Ryde Social Heritage Group research the social history of the citizens of Ryde, Isle of Wight. Documenting their lives, businesses and burial transcriptions.
  • MENU

November 1870

Hampshire Telegraph: (agent at Ryde – Mr. THURLOW)

Nov 2nd 1870:  IW RIFLE VOLUNTEERS – On Monday afternoon the Battalion were inspected in the grounds of St. John’s House, Ryde, by Colonel PEEL, Assistant Adjutant-General at Portsmouth.  The weather was anything but favourable to out-of-door exercises.  After noon it apparently settled down for continuous wet and at the time appointed for different corps to meet on the esplanade the downpour was vehement.  Our citizen soldiers, however, proved that they were not merely fair-weather soldiers.

Nov 5th 1870:  TOLLS ON THE PIER – A “Visitor” writes a letter to a London contemporary, in which he protests against the exorbitant charges of the Ryde Pier Company. “I have frequent occasion to visit Ryde, and each time have to submit to be what I have frequently heard called lawfully robbed.  If I have luggage and am unable to walk up the long pier, I am charged 4d. return ticket for the tramway and 2d. off the pier, then 2d. on my return, and also some enormous charge for luggage, bringing the whole up certainly to 1s.6d. This is too much to be obliged to pay in excess of your steamboat fare (1s.6d. return ticket).”

Nov 9th 1870:  ESCAPE OF EMPRESS EUGENIE – We are pleased to announce that Sir John W. BURGOYNE, Bart., has commissioned our neighbour, Mr. A. W. FOWLES, of George-street, to paint him a representation of the passage of the gallant little cutter yacht, the Gazelle, from Geauville, near Trouville, to Ryde, with the Empress on board, in the early part of September last.  The Gazelle is struggling against a fierce north-west gale, under closely reefed canvas, and with the sea breaking over her.
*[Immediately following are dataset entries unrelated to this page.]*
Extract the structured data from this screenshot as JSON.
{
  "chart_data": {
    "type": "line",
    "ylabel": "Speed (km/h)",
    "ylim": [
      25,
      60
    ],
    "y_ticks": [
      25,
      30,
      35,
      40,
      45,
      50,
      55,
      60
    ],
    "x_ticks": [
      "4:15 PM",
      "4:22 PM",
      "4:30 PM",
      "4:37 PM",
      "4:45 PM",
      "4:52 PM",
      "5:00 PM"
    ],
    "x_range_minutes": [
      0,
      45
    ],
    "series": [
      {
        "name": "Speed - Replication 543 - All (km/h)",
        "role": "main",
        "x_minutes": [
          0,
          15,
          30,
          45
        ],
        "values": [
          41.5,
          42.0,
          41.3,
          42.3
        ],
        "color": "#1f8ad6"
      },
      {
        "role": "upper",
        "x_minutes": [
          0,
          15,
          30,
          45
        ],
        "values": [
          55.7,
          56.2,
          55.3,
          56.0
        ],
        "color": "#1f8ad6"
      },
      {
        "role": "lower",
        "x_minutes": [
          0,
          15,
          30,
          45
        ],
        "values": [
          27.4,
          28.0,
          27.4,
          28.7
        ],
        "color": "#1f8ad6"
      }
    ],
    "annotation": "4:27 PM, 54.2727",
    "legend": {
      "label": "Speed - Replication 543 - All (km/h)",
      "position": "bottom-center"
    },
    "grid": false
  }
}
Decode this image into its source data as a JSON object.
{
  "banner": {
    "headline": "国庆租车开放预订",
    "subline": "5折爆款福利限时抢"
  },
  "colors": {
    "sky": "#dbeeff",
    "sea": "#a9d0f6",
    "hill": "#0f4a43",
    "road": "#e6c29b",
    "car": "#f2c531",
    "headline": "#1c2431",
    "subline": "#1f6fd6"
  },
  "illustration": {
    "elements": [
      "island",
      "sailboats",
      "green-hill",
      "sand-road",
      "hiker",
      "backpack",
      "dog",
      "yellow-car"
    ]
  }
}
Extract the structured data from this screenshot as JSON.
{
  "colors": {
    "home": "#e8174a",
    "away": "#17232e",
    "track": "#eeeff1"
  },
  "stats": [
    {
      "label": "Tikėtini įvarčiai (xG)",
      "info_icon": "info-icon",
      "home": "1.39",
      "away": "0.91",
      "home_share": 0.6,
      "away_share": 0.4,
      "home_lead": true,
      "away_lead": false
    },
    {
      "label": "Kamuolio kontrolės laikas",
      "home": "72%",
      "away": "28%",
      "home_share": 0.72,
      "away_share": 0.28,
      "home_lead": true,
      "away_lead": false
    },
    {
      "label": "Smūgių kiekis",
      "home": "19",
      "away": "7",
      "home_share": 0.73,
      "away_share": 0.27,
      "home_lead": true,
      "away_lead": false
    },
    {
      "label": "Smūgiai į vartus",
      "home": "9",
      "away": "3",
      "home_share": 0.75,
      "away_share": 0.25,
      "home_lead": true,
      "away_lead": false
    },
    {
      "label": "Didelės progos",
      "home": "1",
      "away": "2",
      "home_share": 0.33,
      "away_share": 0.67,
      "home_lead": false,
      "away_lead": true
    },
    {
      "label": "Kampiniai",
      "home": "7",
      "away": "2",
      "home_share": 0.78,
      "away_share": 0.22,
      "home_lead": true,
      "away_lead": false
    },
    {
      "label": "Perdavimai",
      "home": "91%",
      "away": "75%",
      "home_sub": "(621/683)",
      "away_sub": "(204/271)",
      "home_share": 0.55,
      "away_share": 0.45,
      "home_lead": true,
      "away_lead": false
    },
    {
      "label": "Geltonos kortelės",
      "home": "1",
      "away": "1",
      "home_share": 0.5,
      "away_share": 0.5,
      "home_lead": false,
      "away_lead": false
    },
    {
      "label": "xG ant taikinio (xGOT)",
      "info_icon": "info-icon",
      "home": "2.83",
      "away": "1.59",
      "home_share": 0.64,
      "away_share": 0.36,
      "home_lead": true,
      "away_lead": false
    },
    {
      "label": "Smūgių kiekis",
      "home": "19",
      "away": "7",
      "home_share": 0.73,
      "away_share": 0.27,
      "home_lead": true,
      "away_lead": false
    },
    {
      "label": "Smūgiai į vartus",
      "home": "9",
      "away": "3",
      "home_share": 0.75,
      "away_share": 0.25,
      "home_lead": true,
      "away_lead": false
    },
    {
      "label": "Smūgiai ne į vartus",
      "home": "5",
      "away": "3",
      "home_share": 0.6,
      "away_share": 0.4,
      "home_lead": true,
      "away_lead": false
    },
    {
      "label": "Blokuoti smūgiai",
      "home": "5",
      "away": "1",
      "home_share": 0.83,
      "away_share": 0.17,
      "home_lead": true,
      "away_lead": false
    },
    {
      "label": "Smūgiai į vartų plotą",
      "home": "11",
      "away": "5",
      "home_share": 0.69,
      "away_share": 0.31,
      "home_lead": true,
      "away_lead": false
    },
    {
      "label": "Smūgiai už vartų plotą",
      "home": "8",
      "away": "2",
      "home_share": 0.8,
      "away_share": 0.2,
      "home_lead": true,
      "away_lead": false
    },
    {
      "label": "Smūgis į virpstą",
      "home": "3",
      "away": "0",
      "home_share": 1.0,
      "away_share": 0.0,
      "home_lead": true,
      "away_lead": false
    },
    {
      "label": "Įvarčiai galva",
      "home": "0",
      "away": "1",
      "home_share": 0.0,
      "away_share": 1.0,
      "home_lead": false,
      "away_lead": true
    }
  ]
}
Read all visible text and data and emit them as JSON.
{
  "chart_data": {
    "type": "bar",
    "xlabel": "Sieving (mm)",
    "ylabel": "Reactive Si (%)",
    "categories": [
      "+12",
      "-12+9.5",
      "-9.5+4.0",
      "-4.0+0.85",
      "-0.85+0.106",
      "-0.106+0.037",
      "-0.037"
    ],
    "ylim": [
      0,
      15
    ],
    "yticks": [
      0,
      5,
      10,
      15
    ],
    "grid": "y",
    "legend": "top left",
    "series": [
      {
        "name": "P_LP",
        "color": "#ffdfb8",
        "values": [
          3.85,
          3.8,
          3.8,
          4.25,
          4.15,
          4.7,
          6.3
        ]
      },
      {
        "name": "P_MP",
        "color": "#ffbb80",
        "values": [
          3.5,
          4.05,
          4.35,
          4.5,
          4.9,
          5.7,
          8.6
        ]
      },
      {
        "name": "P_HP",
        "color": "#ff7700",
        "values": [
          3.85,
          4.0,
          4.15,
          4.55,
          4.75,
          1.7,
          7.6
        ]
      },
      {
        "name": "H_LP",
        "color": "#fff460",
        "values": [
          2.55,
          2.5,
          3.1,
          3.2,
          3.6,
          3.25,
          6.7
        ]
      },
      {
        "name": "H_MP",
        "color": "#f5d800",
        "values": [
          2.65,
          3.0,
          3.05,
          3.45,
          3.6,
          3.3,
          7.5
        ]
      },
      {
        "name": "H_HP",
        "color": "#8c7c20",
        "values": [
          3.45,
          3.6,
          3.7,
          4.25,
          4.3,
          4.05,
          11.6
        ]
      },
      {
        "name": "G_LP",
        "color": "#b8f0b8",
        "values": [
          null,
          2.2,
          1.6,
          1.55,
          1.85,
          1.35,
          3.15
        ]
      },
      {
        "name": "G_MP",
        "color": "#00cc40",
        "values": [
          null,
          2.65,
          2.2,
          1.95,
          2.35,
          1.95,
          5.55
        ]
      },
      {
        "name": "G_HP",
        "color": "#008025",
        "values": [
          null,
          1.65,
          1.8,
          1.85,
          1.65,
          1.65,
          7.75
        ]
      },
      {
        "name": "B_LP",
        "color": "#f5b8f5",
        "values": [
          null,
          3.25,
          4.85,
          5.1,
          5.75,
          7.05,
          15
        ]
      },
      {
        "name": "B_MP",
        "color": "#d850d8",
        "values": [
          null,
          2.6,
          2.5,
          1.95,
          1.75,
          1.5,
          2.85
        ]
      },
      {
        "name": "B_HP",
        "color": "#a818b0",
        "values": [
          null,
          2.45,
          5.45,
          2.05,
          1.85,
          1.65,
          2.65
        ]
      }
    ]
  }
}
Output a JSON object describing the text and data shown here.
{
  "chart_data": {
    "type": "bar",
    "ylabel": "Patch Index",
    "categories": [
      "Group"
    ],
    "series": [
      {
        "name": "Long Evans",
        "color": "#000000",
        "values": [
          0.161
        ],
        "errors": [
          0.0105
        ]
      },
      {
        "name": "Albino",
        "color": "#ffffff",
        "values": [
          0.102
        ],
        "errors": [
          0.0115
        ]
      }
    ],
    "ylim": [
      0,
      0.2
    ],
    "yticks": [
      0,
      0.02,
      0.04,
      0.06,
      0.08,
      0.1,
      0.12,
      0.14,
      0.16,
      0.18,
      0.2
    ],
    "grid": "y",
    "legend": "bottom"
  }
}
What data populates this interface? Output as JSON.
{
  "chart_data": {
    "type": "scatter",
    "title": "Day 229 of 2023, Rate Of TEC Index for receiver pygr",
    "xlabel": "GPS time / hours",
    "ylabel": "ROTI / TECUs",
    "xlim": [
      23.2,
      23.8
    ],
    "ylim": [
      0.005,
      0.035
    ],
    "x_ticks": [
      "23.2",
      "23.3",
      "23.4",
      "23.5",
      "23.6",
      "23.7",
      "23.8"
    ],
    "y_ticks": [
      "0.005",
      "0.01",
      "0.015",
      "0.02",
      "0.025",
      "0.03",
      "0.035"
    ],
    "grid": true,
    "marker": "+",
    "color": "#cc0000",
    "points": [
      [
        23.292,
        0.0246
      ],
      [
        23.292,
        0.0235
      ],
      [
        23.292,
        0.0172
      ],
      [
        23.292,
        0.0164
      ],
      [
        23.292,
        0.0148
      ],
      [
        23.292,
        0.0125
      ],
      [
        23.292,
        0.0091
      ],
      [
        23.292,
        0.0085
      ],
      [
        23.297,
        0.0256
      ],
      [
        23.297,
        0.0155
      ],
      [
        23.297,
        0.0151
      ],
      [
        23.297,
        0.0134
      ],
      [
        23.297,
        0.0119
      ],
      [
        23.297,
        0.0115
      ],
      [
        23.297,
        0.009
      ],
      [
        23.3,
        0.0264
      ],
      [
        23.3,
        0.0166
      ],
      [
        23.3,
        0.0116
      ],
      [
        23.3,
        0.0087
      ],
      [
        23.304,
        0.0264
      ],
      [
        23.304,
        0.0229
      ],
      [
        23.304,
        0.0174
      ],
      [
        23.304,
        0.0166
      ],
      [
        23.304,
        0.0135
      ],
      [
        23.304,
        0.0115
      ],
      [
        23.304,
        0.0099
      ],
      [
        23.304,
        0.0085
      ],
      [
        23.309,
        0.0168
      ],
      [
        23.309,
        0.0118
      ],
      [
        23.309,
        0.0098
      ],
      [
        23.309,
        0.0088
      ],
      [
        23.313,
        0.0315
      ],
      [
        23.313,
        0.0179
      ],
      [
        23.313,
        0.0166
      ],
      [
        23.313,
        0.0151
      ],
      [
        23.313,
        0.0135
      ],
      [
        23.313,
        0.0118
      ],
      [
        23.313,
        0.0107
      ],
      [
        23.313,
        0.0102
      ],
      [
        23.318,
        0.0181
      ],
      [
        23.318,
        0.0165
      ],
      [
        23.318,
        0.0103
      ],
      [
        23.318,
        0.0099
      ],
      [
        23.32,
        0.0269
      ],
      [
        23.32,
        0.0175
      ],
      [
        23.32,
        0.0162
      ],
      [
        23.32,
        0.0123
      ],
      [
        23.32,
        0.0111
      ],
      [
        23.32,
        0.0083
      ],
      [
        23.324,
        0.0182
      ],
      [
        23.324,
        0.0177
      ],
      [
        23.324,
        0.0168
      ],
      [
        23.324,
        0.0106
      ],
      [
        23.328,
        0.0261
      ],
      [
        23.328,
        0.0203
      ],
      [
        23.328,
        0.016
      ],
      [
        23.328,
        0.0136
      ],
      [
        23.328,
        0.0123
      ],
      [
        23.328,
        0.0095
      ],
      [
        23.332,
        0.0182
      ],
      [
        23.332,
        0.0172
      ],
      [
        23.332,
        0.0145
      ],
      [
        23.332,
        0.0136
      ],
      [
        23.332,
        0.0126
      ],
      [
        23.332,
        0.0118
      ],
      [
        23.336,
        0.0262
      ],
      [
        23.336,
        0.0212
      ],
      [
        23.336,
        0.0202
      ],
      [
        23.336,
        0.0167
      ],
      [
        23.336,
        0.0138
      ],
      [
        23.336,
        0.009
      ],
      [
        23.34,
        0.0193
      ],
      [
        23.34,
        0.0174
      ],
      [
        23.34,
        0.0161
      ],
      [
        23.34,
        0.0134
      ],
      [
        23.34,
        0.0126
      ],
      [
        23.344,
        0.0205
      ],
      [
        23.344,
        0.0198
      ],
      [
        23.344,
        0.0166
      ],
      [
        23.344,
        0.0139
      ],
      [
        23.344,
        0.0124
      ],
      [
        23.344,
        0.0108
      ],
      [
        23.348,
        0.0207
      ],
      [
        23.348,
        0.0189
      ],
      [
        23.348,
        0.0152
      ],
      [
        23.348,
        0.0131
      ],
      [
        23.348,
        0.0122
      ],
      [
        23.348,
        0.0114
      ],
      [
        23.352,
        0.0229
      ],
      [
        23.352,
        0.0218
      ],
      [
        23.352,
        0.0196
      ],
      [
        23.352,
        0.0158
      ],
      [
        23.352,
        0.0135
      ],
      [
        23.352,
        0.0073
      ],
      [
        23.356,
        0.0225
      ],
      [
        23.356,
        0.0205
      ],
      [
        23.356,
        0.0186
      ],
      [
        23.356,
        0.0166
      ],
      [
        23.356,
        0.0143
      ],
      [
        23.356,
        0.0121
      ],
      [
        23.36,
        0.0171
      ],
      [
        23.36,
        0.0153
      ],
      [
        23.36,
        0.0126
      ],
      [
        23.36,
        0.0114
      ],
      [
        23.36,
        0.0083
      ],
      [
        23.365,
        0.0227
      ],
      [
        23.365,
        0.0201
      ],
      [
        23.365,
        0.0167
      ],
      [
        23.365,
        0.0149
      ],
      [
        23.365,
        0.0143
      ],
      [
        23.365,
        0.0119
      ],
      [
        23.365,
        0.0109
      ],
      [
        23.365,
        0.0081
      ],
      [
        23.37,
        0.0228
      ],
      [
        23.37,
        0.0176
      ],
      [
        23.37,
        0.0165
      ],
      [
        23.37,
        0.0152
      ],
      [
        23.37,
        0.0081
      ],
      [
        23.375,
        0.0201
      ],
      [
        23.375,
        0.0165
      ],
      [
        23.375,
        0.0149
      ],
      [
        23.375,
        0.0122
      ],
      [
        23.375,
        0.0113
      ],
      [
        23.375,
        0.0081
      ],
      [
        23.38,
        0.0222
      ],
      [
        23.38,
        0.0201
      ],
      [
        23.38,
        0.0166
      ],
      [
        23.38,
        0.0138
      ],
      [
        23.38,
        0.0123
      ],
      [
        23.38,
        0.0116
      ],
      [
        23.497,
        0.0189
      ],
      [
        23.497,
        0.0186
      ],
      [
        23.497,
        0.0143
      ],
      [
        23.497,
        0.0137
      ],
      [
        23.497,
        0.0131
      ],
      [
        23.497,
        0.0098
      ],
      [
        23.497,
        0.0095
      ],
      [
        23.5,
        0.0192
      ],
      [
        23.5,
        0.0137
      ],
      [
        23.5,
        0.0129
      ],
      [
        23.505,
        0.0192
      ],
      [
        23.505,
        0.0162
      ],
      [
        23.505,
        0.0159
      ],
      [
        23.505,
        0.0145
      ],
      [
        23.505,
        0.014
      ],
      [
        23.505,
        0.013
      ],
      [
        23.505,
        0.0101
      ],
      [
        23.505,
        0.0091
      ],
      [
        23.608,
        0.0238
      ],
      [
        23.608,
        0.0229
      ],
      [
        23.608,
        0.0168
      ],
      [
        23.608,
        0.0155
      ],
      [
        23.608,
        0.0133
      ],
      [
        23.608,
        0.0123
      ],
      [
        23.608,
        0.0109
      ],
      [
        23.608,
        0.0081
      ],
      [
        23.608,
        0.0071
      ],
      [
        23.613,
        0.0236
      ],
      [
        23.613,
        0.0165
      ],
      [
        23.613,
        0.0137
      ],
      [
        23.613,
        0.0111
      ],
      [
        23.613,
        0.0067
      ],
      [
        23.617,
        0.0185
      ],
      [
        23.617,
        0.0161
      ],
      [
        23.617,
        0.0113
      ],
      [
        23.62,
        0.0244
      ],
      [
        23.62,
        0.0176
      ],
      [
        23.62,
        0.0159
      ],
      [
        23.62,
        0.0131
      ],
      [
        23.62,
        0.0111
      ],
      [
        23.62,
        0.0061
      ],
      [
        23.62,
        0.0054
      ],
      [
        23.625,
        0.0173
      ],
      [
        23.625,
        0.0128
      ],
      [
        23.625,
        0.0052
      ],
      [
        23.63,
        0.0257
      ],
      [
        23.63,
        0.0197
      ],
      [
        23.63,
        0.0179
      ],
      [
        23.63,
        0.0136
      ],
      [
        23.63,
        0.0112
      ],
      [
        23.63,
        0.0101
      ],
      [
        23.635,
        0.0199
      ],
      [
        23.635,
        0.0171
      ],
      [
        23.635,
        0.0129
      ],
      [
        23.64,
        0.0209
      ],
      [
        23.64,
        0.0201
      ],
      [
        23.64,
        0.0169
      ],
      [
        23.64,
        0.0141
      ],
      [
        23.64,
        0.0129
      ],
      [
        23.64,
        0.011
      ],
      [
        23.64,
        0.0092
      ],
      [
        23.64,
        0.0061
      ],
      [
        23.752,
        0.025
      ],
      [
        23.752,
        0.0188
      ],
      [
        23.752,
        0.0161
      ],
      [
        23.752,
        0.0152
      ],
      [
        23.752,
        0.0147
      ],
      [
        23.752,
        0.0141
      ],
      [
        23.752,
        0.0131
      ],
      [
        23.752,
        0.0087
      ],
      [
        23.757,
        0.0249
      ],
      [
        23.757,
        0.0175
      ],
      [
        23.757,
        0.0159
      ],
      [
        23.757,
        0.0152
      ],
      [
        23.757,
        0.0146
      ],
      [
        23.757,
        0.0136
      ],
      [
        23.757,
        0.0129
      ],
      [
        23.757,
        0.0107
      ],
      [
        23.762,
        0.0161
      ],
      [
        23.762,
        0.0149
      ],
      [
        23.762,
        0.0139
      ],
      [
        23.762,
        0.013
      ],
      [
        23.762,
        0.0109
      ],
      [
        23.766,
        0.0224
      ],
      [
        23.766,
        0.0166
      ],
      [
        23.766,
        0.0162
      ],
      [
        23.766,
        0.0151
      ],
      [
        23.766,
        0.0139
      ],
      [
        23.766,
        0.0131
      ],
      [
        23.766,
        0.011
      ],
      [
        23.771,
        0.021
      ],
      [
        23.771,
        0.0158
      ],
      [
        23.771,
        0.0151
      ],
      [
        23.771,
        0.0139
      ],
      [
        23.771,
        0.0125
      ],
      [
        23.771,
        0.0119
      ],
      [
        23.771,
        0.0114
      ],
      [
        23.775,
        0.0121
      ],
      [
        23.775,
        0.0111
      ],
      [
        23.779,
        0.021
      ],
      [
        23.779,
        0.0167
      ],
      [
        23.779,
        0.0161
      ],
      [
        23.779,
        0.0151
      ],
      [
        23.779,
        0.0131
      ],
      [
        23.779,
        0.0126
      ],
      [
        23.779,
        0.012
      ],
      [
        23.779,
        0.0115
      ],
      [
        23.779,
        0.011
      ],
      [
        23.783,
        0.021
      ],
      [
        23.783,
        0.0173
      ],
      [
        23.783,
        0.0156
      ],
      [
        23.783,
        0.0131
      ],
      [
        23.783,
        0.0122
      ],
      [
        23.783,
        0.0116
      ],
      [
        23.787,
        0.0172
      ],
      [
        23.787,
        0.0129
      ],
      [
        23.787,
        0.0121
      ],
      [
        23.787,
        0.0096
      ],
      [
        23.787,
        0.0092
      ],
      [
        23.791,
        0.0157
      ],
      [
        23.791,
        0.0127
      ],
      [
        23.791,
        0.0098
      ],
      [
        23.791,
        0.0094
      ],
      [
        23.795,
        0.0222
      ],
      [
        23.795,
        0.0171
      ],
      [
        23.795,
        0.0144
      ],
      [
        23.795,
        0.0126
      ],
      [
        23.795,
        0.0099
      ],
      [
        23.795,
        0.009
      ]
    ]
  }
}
Nov 9th 1870:  FAREWELL – On Monday evening a number of Mr. CONDUIT’s friends invited him to a farewell dinner at the York Hotel.  After the cloth had been removed Mr. GABELL took the chair, and a convivial evening was passed.  Regret was felt at the loss the town would sustain by the departure from among us of Mr. and Mrs. CONDUIT, and of Mr. Owen CONDUIT, and good wishes for their prosperity in their new home were expressed.  There was a presentation of a purse of gold.  Mr. and Mrs. CONDUIT and family left Ryde on Wednesday, and will sail for Sydney from Milwall in the course of the coming week.

Nov 12th 1870:  NEW CONGREGATIONAL CHURCH – One of the first public duties, if not the very first, which it has fallen to the lot of our new Mayor (Mr. Alderman THURLOW) to perform, has been to head a procession of the corporation to take part in laying the memorial stone of the new structure, which is to supersede the George-street Congregation Church, destroyed by fire on the 29th April last.

Nov 16th 1870: BOROUGH POLICE COURT – On Monday, the license of the Nelson Hotel, Belvidere-street, was transferred by endorsement from Henry MILLER to –- RAYNER.

Nov 26th 1870:  CHUNDER SEN IN INDIA – Those people in England who so recently made their homes hospitable to the Indian Reformer, will receive with pleasure the following account of what Mr. SEN said before the first meeting he had addressed in India since his return. “Whatever the shortcomings and defects of the English may be, I have seen in that country a noble and a generous heart in the root of society.  I do not think there is in any other part of the world such as a sweet English home.  Its sweetness, its purity must command our respect.”

Below some of the defects mentioned in Mr. SEN’s full report of his talk in India, all made amongst shrieks of laughter:

All the entanglements of the ladies’ dresses!

The horrid crinoline, would you not be amused? Spare us the horrid thing.

To eat and drink in the English way?  It is barbarous, a vegetarian in the midst of carnivorous England!

To see the horrors of the meat market in London, the people of India would never send their children to England.

I was invited to dinner parties. The dining-room was more like a zoological garden. Fowl of the air, and Beasts of the wilderness, Fishes of the sea, and creeping things laid on the table, I could not say whether they were alive or dead.

I think there ought to be a protest against 2 things – what is called “fashion” the tail of the English ladies’ dress and the horrors of English dinners.